I believe I said we've wasted more time on it already than is typically spent on something that yields no results, as it has done.

What exactly do you believe is different about an embryonic stem cell and an adult stem cell? I will give you a hint, one is an undifferentiated cell among differentiated cells that is pluripotent and one is an undifferentiated cell that is pluripotent. Why has this gone on for so many pages?

Have you really been sitting around all this time, thinking that whether or not researchers use embryonic or adult cells is just a matter of personal preference? Good grief.

What are the similarities and differences between embryonic and adult stem cells? [Stem Cell Information]

Well, thanks for the confirming link, appreciate it. Other than that, I never said anything about personal preference. Good Grief!
 
Again, you are comparing apples to apples. Can we at least get that clear? The only difference is where they come from.
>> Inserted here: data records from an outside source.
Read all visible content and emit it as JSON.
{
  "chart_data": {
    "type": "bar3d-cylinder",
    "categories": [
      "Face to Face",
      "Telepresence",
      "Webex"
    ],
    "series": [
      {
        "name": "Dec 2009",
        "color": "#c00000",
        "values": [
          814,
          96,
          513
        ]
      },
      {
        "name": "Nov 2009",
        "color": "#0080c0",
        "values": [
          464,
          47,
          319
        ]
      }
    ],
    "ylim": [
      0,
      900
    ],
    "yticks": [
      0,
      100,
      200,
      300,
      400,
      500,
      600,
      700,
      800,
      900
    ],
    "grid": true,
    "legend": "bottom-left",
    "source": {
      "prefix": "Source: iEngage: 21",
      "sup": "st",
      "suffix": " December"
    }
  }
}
Are you saying that embryonic and adult stem cells are no different? All the information I've ever seen has claimed that there are definitely differences between the two.

Of course there are differences. The main one is that, unlike what Furthur says, adult stem cells are NOT considered to be "pluripotent". They are, rather, considered to be "multipotent". It's the main reason that they appear to be much easier to control and made to do what the researchers want, rather than going wild and creating teratomas, the way embryonic stem cells have been known to do.

That is true, though we use hematopoietic stem cells because they have the most potential to be pluripotent, IE we can force them to become other cell types easily because they express the most proteins and genes. Other than that, adult stem cells can only become the same type of tissue they were derived from, again why the hemaopeitic stem cells. If it is better to have mulipotent cells, then why do we go for blood cells and force them to become other cells? I do not agree that researchers think it is better to have them at all.